The response to the cash offer in the Equifax data breach settlement has been so overwhelming, that we can't get it any longer.  We'll likely get more credit monitoring instead.

The only person I know who wasn't affected by the Equifax data breach in 2017 was my mom.  She doesn't shop online much and shares a credit card with my dad, and remains hidden enough that data breaches don't usually affect her.  Just about everyone else had to hassle with the breach and now seems to be looking for a part of the multi-million dollar Equifax Breach Settlement announced in July.

Because of the overwhelming response to the initial cash offer of $125, the Federal Trade Commission says on its website that it's being replaced with a different option.  The FTC says, "Millions of people have visited this site in just the first week. Because the total amount available for these alternative payments is $31 million, each person who takes the money option is going to get a very small amount. Nowhere near the $125 they could have gotten if there hadn’t been such an enormous number of claims filed."

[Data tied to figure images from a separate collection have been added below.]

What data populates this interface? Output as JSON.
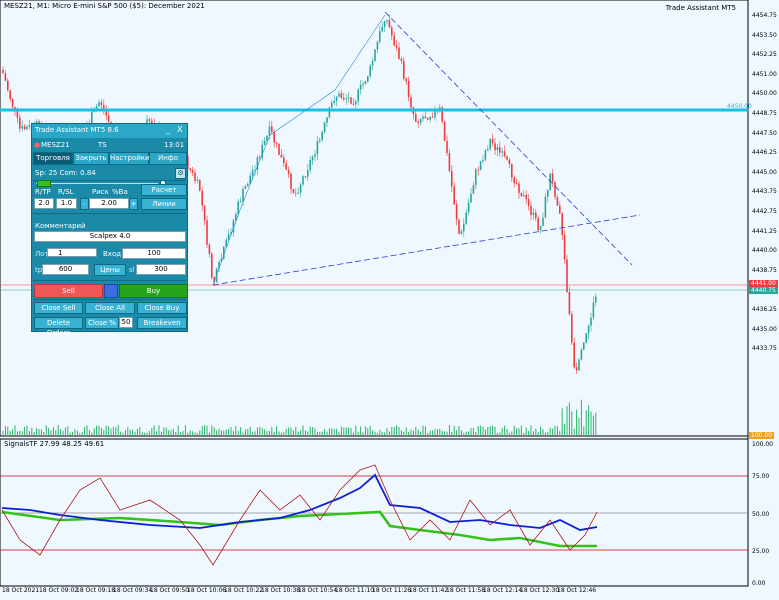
{
  "chart": {
    "title": "MESZ21, M1:  Micro E-mini S&P 500 ($5): December 2021",
    "ea_label": "Trade Assistant MT5",
    "indicator_title": "SignalsTF 27.99 48.25 49.61",
    "price_axis": [
      "4454.75",
      "4453.50",
      "4452.25",
      "4451.00",
      "4450.00",
      "4448.75",
      "4447.50",
      "4446.25",
      "4445.00",
      "4443.75",
      "4442.75",
      "4441.25",
      "4440.00",
      "4438.75",
      "4437.50",
      "4436.25",
      "4435.00",
      "4433.75"
    ],
    "hline_label": "4450.00",
    "bid_label": "4440.75",
    "ask_label": "4441.00",
    "volume_label": "100.00",
    "indicator_axis": [
      "100.00",
      "75.00",
      "50.00",
      "25.00",
      "0.00"
    ],
    "time_axis": [
      "18 Oct 2021",
      "18 Oct 09:02",
      "18 Oct 09:18",
      "18 Oct 09:34",
      "18 Oct 09:50",
      "18 Oct 10:06",
      "18 Oct 10:22",
      "18 Oct 10:38",
      "18 Oct 10:54",
      "18 Oct 11:10",
      "18 Oct 11:26",
      "18 Oct 11:42",
      "18 Oct 11:58",
      "18 Oct 12:14",
      "18 Oct 12:30",
      "18 Oct 12:46"
    ],
    "colors": {
      "bull": "#26a69a",
      "bear": "#ef3a3a",
      "hline": "#19c0e6",
      "trend": "#2b3fd0",
      "blue_osc": "#0a1fd6",
      "green_osc": "#33c21c",
      "red_osc": "#a81818"
    }
  },
  "panel": {
    "title": "Trade Assistant MT5 8.6",
    "minimize": "_",
    "close": "X",
    "symbol": "MESZ21",
    "mode": "TS",
    "time": "13:01",
    "tabs": [
      "Торговля",
      "Закрыть",
      "Настройки",
      "Инфо"
    ],
    "spread_commission": "Sp: 25  Com: 0.84",
    "rtp_label": "R/TP",
    "rsl_label": "R/SL",
    "risk_label": "Риск",
    "pct_label": "%Ba",
    "lot_calc_button": "Расчет лота",
    "lines_button": "Линии",
    "rtp_value": "2.0",
    "rsl_value": "1.0",
    "minus": "-",
    "risk_value": "2.00",
    "plus": "+",
    "comment_label": "Комментарий",
    "comment_value": "Scalpex 4.0",
    "lot_label": "Лот",
    "lot_value": "1",
    "entry_label": "Вход:",
    "entry_value": "100",
    "tp_label": "tp",
    "tp_value": "600",
    "prices_button": "Цены",
    "sl_label": "sl",
    "sl_value": "300",
    "sell": "Sell",
    "buy": "Buy",
    "close_sell": "Close Sell",
    "close_all": "Close All",
    "close_buy": "Close Buy",
    "delete_orders": "Delete Orders",
    "close_percent": "Close %",
    "close_percent_value": "50",
    "breakeven": "Breakeven"
  }
}
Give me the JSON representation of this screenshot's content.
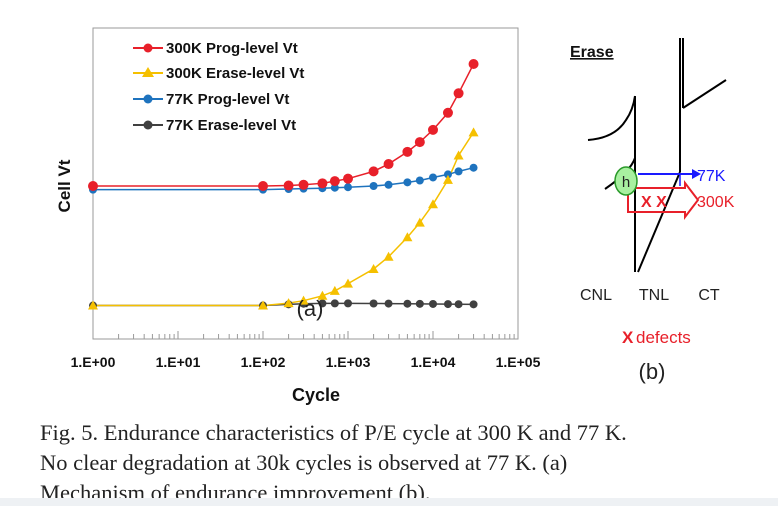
{
  "chart_data": {
    "type": "scatter",
    "panel_label": "(a)",
    "xlabel": "Cycle",
    "ylabel": "Cell Vt",
    "xscale": "log",
    "xlim": [
      1,
      100000
    ],
    "x_ticks": [
      "1.E+00",
      "1.E+01",
      "1.E+02",
      "1.E+03",
      "1.E+04",
      "1.E+05"
    ],
    "legend_position": "top-left",
    "grid": false,
    "series": [
      {
        "name": "300K Prog-level Vt",
        "color": "#e8202a",
        "marker": "circle",
        "x": [
          1,
          100,
          200,
          300,
          500,
          700,
          1000,
          2000,
          3000,
          5000,
          7000,
          10000,
          15000,
          20000,
          30000
        ],
        "y": [
          0.0,
          0.0,
          0.004,
          0.01,
          0.022,
          0.04,
          0.06,
          0.12,
          0.18,
          0.28,
          0.36,
          0.46,
          0.6,
          0.76,
          1.0
        ]
      },
      {
        "name": "300K Erase-level Vt",
        "color": "#f5c000",
        "marker": "triangle",
        "x": [
          1,
          100,
          200,
          300,
          500,
          700,
          1000,
          2000,
          3000,
          5000,
          7000,
          10000,
          15000,
          20000,
          30000
        ],
        "y": [
          -0.98,
          -0.98,
          -0.96,
          -0.94,
          -0.9,
          -0.86,
          -0.8,
          -0.68,
          -0.58,
          -0.42,
          -0.3,
          -0.15,
          0.05,
          0.25,
          0.44
        ]
      },
      {
        "name": "77K Prog-level Vt",
        "color": "#1e73be",
        "marker": "circle",
        "x": [
          1,
          100,
          200,
          300,
          500,
          700,
          1000,
          2000,
          3000,
          5000,
          7000,
          10000,
          15000,
          20000,
          30000
        ],
        "y": [
          -0.03,
          -0.03,
          -0.025,
          -0.022,
          -0.018,
          -0.014,
          -0.01,
          0.0,
          0.01,
          0.03,
          0.045,
          0.07,
          0.095,
          0.12,
          0.15
        ]
      },
      {
        "name": "77K Erase-level Vt",
        "color": "#404040",
        "marker": "circle",
        "x": [
          1,
          100,
          200,
          300,
          500,
          700,
          1000,
          2000,
          3000,
          5000,
          7000,
          10000,
          15000,
          20000,
          30000
        ],
        "y": [
          -0.98,
          -0.98,
          -0.97,
          -0.965,
          -0.962,
          -0.962,
          -0.962,
          -0.963,
          -0.964,
          -0.965,
          -0.966,
          -0.967,
          -0.968,
          -0.969,
          -0.97
        ]
      }
    ]
  },
  "diagram": {
    "title": "Erase",
    "hole_label": "h",
    "label_77k": "77K",
    "label_300k": "300K",
    "marks": "X X",
    "layer_labels": [
      "CNL",
      "TNL",
      "CT"
    ],
    "defects_mark": "X",
    "defects_label": "defects",
    "panel_label": "(b)",
    "colors": {
      "blue": "#1a1aff",
      "red": "#e8202a",
      "hole": "#a8f0a0"
    }
  },
  "caption": {
    "lines": [
      "Fig. 5. Endurance characteristics of P/E cycle at 300 K and 77 K.",
      "No clear degradation at 30k cycles is observed at 77 K. (a)",
      "Mechanism of endurance improvement (b)."
    ]
  }
}
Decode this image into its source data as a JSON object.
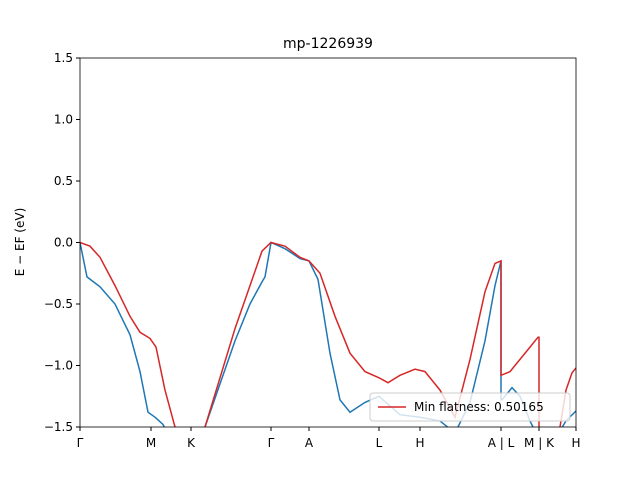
{
  "chart_data": {
    "type": "line",
    "title": "mp-1226939",
    "ylabel": "E − EF (eV)",
    "xlim": [
      0,
      4.96
    ],
    "ylim": [
      -1.5,
      1.5
    ],
    "xticks": [
      {
        "value": 0,
        "label": "Γ"
      },
      {
        "value": 0.71,
        "label": "M"
      },
      {
        "value": 1.11,
        "label": "K"
      },
      {
        "value": 1.91,
        "label": "Γ"
      },
      {
        "value": 2.29,
        "label": "A"
      },
      {
        "value": 2.99,
        "label": "L"
      },
      {
        "value": 3.4,
        "label": "H"
      },
      {
        "value": 4.21,
        "label": "A | L"
      },
      {
        "value": 4.59,
        "label": "M | K"
      },
      {
        "value": 4.96,
        "label": "H"
      }
    ],
    "yticks": [
      {
        "value": -1.5,
        "label": "−1.5"
      },
      {
        "value": -1.0,
        "label": "−1.0"
      },
      {
        "value": -0.5,
        "label": "−0.5"
      },
      {
        "value": 0.0,
        "label": "0.0"
      },
      {
        "value": 0.5,
        "label": "0.5"
      },
      {
        "value": 1.0,
        "label": "1.0"
      },
      {
        "value": 1.5,
        "label": "1.5"
      }
    ],
    "legend": "lower right",
    "series": [
      {
        "color": "#1f77b4",
        "x": [
          0,
          0.07,
          0.2,
          0.35,
          0.5,
          0.6,
          0.68,
          0.75,
          0.83,
          0.9,
          0.98,
          1.25,
          1.4,
          1.55,
          1.7,
          1.82,
          1.85,
          1.91,
          2.05,
          2.2,
          2.29,
          2.38,
          2.5,
          2.6,
          2.7,
          2.85,
          2.99,
          3.1,
          3.2,
          3.4,
          3.6,
          3.75,
          3.9,
          4.05,
          4.15,
          4.21,
          4.21,
          4.22,
          4.32,
          4.4,
          4.5,
          4.59,
          4.75,
          4.86,
          4.96
        ],
        "values": [
          0.0,
          -0.28,
          -0.36,
          -0.5,
          -0.75,
          -1.05,
          -1.38,
          -1.42,
          -1.48,
          -1.6,
          -1.7,
          -1.5,
          -1.15,
          -0.8,
          -0.5,
          -0.32,
          -0.28,
          0.0,
          -0.05,
          -0.13,
          -0.15,
          -0.3,
          -0.9,
          -1.28,
          -1.38,
          -1.3,
          -1.25,
          -1.33,
          -1.4,
          -1.42,
          -1.45,
          -1.55,
          -1.3,
          -0.8,
          -0.35,
          -0.15,
          -1.28,
          -1.28,
          -1.18,
          -1.25,
          -1.45,
          -1.6,
          -1.6,
          -1.45,
          -1.37
        ]
      },
      {
        "name": "Min flatness: 0.50165",
        "color": "#d62728",
        "x": [
          0,
          0.1,
          0.2,
          0.35,
          0.5,
          0.6,
          0.7,
          0.76,
          0.85,
          0.95,
          1.0,
          1.25,
          1.4,
          1.55,
          1.7,
          1.82,
          1.91,
          2.05,
          2.2,
          2.29,
          2.4,
          2.55,
          2.7,
          2.85,
          2.99,
          3.08,
          3.2,
          3.35,
          3.45,
          3.6,
          3.75,
          3.9,
          4.05,
          4.15,
          4.21,
          4.21,
          4.3,
          4.4,
          4.5,
          4.58,
          4.59,
          4.59,
          4.78,
          4.86,
          4.92,
          4.96
        ],
        "values": [
          0.0,
          -0.03,
          -0.12,
          -0.35,
          -0.6,
          -0.73,
          -0.78,
          -0.85,
          -1.2,
          -1.5,
          -1.65,
          -1.5,
          -1.1,
          -0.7,
          -0.35,
          -0.07,
          0.0,
          -0.03,
          -0.12,
          -0.15,
          -0.25,
          -0.6,
          -0.9,
          -1.05,
          -1.1,
          -1.14,
          -1.08,
          -1.03,
          -1.05,
          -1.2,
          -1.42,
          -0.95,
          -0.4,
          -0.17,
          -0.15,
          -1.08,
          -1.05,
          -0.95,
          -0.85,
          -0.77,
          -0.77,
          -1.6,
          -1.6,
          -1.2,
          -1.06,
          -1.02
        ]
      }
    ]
  }
}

Okay, so what are our options now?  More credit monitoring.  But it's for a really long time, so the total cash value of that will be well over $125.  They're offering us free credit monitoring for up to ten years.

We can still file a claim for cash if we can prove losses from unauthorized charges to our accounts, and that we spent time dealing with the breach. We can be compensated $25 per hour up to 20 hours, according to the FTC.  The idea of gathering data and filling out forms sounds tax-season painful, but it could pay off for us if we do the work.

The deadline to file a claim is January 22, 2020, and the earliest the funds could be distributed is January 23, 2020.  The court has to approve the settlement before the funds can be dispersed.  It's worth a shot.